If I wanted to track a parcel or talk about ethical policy, I could go to the Quiz Messenger channel where our AI would assist with any questions. If the questions are too complex, it’s handed over to a human agent.

JP: Why is accessibility important to you as a company?

SS: We focus on the customer and user experience, and that includes those with both physical and mental disabilities. Three years ago, I was at a panel being held by the Citizens Advice Bureau and that was a bit of a wake-up call for me personally and alerted me to how delivery services can be made accessible.

It made me think, wow, we’re in the 21st century and we are still not prioritising this?

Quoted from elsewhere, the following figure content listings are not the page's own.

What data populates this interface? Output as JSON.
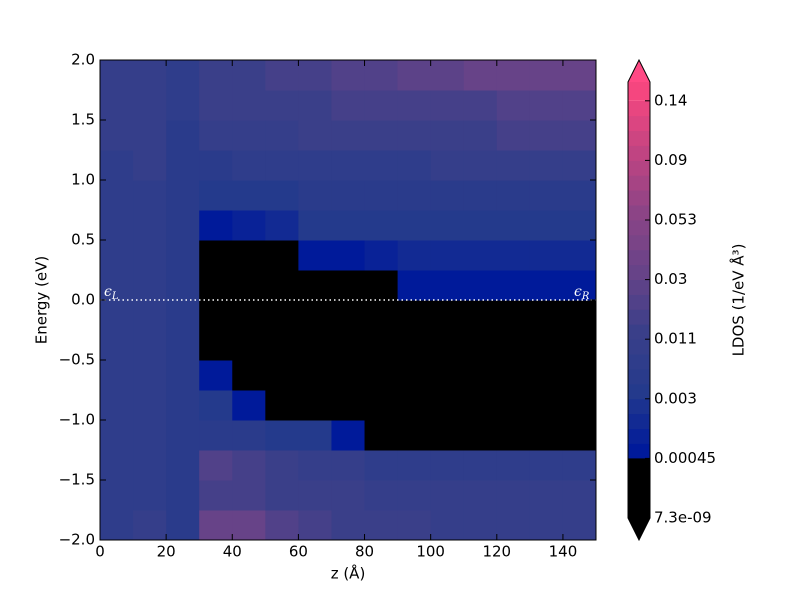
{
  "chart_data": {
    "type": "heatmap",
    "x_label": "z (Å)",
    "y_label": "Energy (eV)",
    "colorbar_label": "LDOS (1/eV Å³)",
    "x": [
      0,
      10,
      20,
      30,
      40,
      50,
      60,
      70,
      80,
      90,
      100,
      110,
      120,
      130,
      140,
      150
    ],
    "y": [
      -2,
      -1.75,
      -1.5,
      -1.25,
      -1,
      -0.75,
      -0.5,
      -0.25,
      0,
      0.25,
      0.5,
      0.75,
      1,
      1.25,
      1.5,
      1.75,
      2
    ],
    "values": [
      [
        0.008,
        0.009,
        0.006,
        0.03,
        0.035,
        0.025,
        0.018,
        0.014,
        0.012,
        0.011,
        0.01,
        0.01,
        0.01,
        0.01,
        0.01
      ],
      [
        0.008,
        0.008,
        0.006,
        0.02,
        0.02,
        0.014,
        0.012,
        0.011,
        0.01,
        0.01,
        0.009,
        0.009,
        0.009,
        0.009,
        0.009
      ],
      [
        0.008,
        0.008,
        0.006,
        0.025,
        0.02,
        0.012,
        0.01,
        0.009,
        0.008,
        0.008,
        0.008,
        0.008,
        0.008,
        0.008,
        0.008
      ],
      [
        0.007,
        0.008,
        0.006,
        0.006,
        0.005,
        0.004,
        0.003,
        0.0008,
        1e-06,
        1e-06,
        1e-06,
        1e-06,
        1e-06,
        1e-06,
        1e-06
      ],
      [
        0.007,
        0.008,
        0.005,
        0.004,
        0.0008,
        1e-06,
        1e-06,
        1e-06,
        1e-06,
        1e-06,
        1e-06,
        1e-06,
        1e-06,
        1e-06,
        1e-06
      ],
      [
        0.007,
        0.008,
        0.005,
        0.0006,
        1e-06,
        1e-06,
        1e-06,
        1e-06,
        1e-06,
        1e-06,
        1e-06,
        1e-06,
        1e-06,
        1e-06,
        1e-06
      ],
      [
        0.007,
        0.008,
        0.005,
        1e-06,
        1e-06,
        1e-06,
        1e-06,
        1e-06,
        1e-06,
        1e-06,
        1e-06,
        1e-06,
        1e-06,
        1e-06,
        1e-06
      ],
      [
        0.007,
        0.008,
        0.005,
        1e-06,
        1e-06,
        1e-06,
        1e-06,
        1e-06,
        1e-06,
        1e-06,
        1e-06,
        1e-06,
        1e-06,
        1e-06,
        1e-06
      ],
      [
        0.007,
        0.008,
        0.005,
        1e-06,
        1e-06,
        1e-06,
        1e-06,
        1e-06,
        1e-06,
        0.0006,
        0.0008,
        0.001,
        0.001,
        0.001,
        0.001
      ],
      [
        0.007,
        0.008,
        0.005,
        1e-06,
        1e-06,
        1e-06,
        0.0007,
        0.001,
        0.0015,
        0.002,
        0.002,
        0.002,
        0.002,
        0.002,
        0.002
      ],
      [
        0.007,
        0.008,
        0.005,
        0.0006,
        0.0015,
        0.002,
        0.003,
        0.003,
        0.003,
        0.004,
        0.004,
        0.004,
        0.004,
        0.004,
        0.004
      ],
      [
        0.008,
        0.008,
        0.005,
        0.003,
        0.004,
        0.004,
        0.005,
        0.005,
        0.005,
        0.005,
        0.006,
        0.006,
        0.006,
        0.006,
        0.006
      ],
      [
        0.008,
        0.009,
        0.006,
        0.006,
        0.007,
        0.007,
        0.008,
        0.008,
        0.008,
        0.008,
        0.009,
        0.009,
        0.009,
        0.01,
        0.01
      ],
      [
        0.009,
        0.009,
        0.006,
        0.009,
        0.01,
        0.01,
        0.011,
        0.012,
        0.012,
        0.013,
        0.014,
        0.015,
        0.016,
        0.017,
        0.018
      ],
      [
        0.009,
        0.01,
        0.007,
        0.011,
        0.012,
        0.013,
        0.015,
        0.016,
        0.018,
        0.019,
        0.02,
        0.02,
        0.021,
        0.021,
        0.022
      ],
      [
        0.01,
        0.01,
        0.007,
        0.012,
        0.015,
        0.018,
        0.02,
        0.022,
        0.025,
        0.026,
        0.028,
        0.03,
        0.03,
        0.03,
        0.03
      ]
    ],
    "xlim": [
      0,
      150
    ],
    "ylim": [
      -2,
      2
    ],
    "xticks": [
      0,
      20,
      40,
      60,
      80,
      100,
      120,
      140
    ],
    "yticks": [
      {
        "value": -2,
        "label": "−2.0"
      },
      {
        "value": -1.5,
        "label": "−1.5"
      },
      {
        "value": -1,
        "label": "−1.0"
      },
      {
        "value": -0.5,
        "label": "−0.5"
      },
      {
        "value": 0,
        "label": "0.0"
      },
      {
        "value": 0.5,
        "label": "0.5"
      },
      {
        "value": 1,
        "label": "1.0"
      },
      {
        "value": 1.5,
        "label": "1.5"
      },
      {
        "value": 2,
        "label": "2.0"
      }
    ],
    "cticks": [
      {
        "value": 7.3e-09,
        "label": "7.3e-09"
      },
      0.00045,
      0.003,
      0.011,
      0.03,
      0.053,
      0.09,
      0.14
    ],
    "under_color": "#000000",
    "over_color": "#ff4a85",
    "color_stops": [
      "#000000",
      "#001a9a",
      "#243a8c",
      "#3a3f89",
      "#674388",
      "#8c4486",
      "#c04482",
      "#f5467f"
    ],
    "reference_line": 0,
    "annotations": [
      {
        "text": "ϵ",
        "sub": "L"
      },
      {
        "text": "ϵ",
        "sub": "R"
      }
    ]
  }
}
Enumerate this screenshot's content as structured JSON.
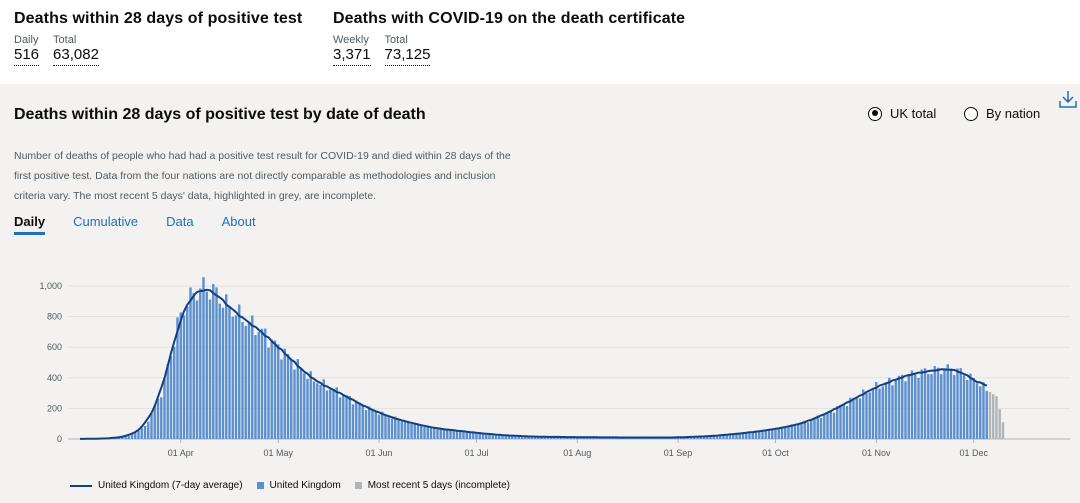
{
  "summary": {
    "left": {
      "title": "Deaths within 28 days of positive test",
      "metrics": [
        {
          "label": "Daily",
          "value": "516"
        },
        {
          "label": "Total",
          "value": "63,082"
        }
      ]
    },
    "right": {
      "title": "Deaths with COVID-19 on the death certificate",
      "metrics": [
        {
          "label": "Weekly",
          "value": "3,371"
        },
        {
          "label": "Total",
          "value": "73,125"
        }
      ]
    }
  },
  "card": {
    "title": "Deaths within 28 days of positive test by date of death",
    "options": [
      {
        "label": "UK total",
        "selected": true
      },
      {
        "label": "By nation",
        "selected": false
      }
    ],
    "description": "Number of deaths of people who had had a positive test result for COVID-19 and died within 28 days of the first positive test. Data from the four nations are not directly comparable as methodologies and inclusion criteria vary. The most recent 5 days' data, highlighted in grey, are incomplete.",
    "tabs": [
      {
        "label": "Daily",
        "active": true
      },
      {
        "label": "Cumulative",
        "active": false
      },
      {
        "label": "Data",
        "active": false
      },
      {
        "label": "About",
        "active": false
      }
    ],
    "download_icon": "download-icon"
  },
  "colors": {
    "bar": "#5b8fcf",
    "line": "#12407f",
    "incomplete": "#b1b4b6",
    "link": "#1d70b8"
  },
  "chart_data": {
    "type": "bar",
    "title": "",
    "xlabel": "",
    "ylabel": "",
    "ylim": [
      0,
      1100
    ],
    "yticks": [
      0,
      200,
      400,
      600,
      800,
      1000
    ],
    "ytick_labels": [
      "0",
      "200",
      "400",
      "600",
      "800",
      "1,000"
    ],
    "xticks": [
      {
        "label": "01 Apr",
        "day": 31
      },
      {
        "label": "01 May",
        "day": 61
      },
      {
        "label": "01 Jun",
        "day": 92
      },
      {
        "label": "01 Jul",
        "day": 122
      },
      {
        "label": "01 Aug",
        "day": 153
      },
      {
        "label": "01 Sep",
        "day": 184
      },
      {
        "label": "01 Oct",
        "day": 214
      },
      {
        "label": "01 Nov",
        "day": 245
      },
      {
        "label": "01 Dec",
        "day": 275
      }
    ],
    "x_start": "01 Mar",
    "series": [
      {
        "name": "United Kingdom (7-day average)",
        "kind": "line"
      },
      {
        "name": "United Kingdom",
        "kind": "bar"
      },
      {
        "name": "Most recent 5 days (incomplete)",
        "kind": "bar"
      }
    ],
    "anchors": [
      [
        0,
        0
      ],
      [
        5,
        2
      ],
      [
        10,
        5
      ],
      [
        15,
        20
      ],
      [
        20,
        80
      ],
      [
        25,
        300
      ],
      [
        28,
        550
      ],
      [
        30,
        750
      ],
      [
        33,
        900
      ],
      [
        36,
        970
      ],
      [
        38,
        990
      ],
      [
        41,
        970
      ],
      [
        45,
        880
      ],
      [
        50,
        790
      ],
      [
        56,
        700
      ],
      [
        61,
        600
      ],
      [
        66,
        500
      ],
      [
        71,
        400
      ],
      [
        76,
        340
      ],
      [
        81,
        290
      ],
      [
        86,
        230
      ],
      [
        91,
        180
      ],
      [
        96,
        140
      ],
      [
        101,
        110
      ],
      [
        106,
        85
      ],
      [
        111,
        65
      ],
      [
        116,
        55
      ],
      [
        122,
        40
      ],
      [
        130,
        25
      ],
      [
        140,
        15
      ],
      [
        153,
        12
      ],
      [
        165,
        10
      ],
      [
        175,
        10
      ],
      [
        184,
        10
      ],
      [
        195,
        20
      ],
      [
        205,
        40
      ],
      [
        214,
        65
      ],
      [
        222,
        100
      ],
      [
        230,
        170
      ],
      [
        238,
        260
      ],
      [
        245,
        340
      ],
      [
        250,
        380
      ],
      [
        255,
        420
      ],
      [
        260,
        440
      ],
      [
        265,
        455
      ],
      [
        268,
        460
      ],
      [
        271,
        440
      ],
      [
        274,
        400
      ],
      [
        276,
        380
      ],
      [
        279,
        320
      ],
      [
        282,
        280
      ],
      [
        284,
        110
      ]
    ],
    "incomplete_days": 5,
    "last_day": 284,
    "legend_position": "bottom-left"
  }
}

I’ve worked in last-mile logistics for over thirty years, and it was only at that panel that I realised how common disabilities are and how big of a problem inaccessibility is.

Delivery drivers don’t realise that when someone is taking a long time to answer the door; it could be because they have a disability. By the time the customer gets there, the driver may have already gone, assuming they were not in or left the packaging in an inaccessible place.

It’s important that the retailer and carrier industry begins to prioritise accessibility, not just for the consumer, but for the company too. One in five people are disabled – that’s a big revenue to lose out on if retailers don’t make themselves more available to disabled people. More inclusion results in bigger revenue.

JP: What research have you conducted to offer the best accessible solution?

SS: We have a User Experience (UX) team that is tasked with going out to do paid surveys.

Other than that, a lot of the information was taken from the Citizens Advice Bureau, a network of hundreds of independent charities in the UK that provide free and confidential information to help people with money, legal, consumer, and any other problems.

We also have talked with companies like Scope to advise on the best kind of language to use that is sensitive, progressive, and easy to understand.

JP: What advice would you give retailers to make their online services more accessible?

SS: The advice I would give to a retailer is that they need to start thinking about consumers across a different range of capabilities and not just the able-bodied customer; all people work and take in information in different ways, even amongst the able-bodied.

A lot of websites these days are copy and paste, there’s not a lot of thought about customer experience and especially the disabled customer experience.

Begin thinking about what the post-purchase experience looks like and how people manage their lives around the post-purchase experience. In the world of retail, customer experience and gaining loyalty is the million-dollar prize everyone is aiming for, and if you’re cutting out one in five customers by being inaccessible, you’re cutting a large portion of revenue.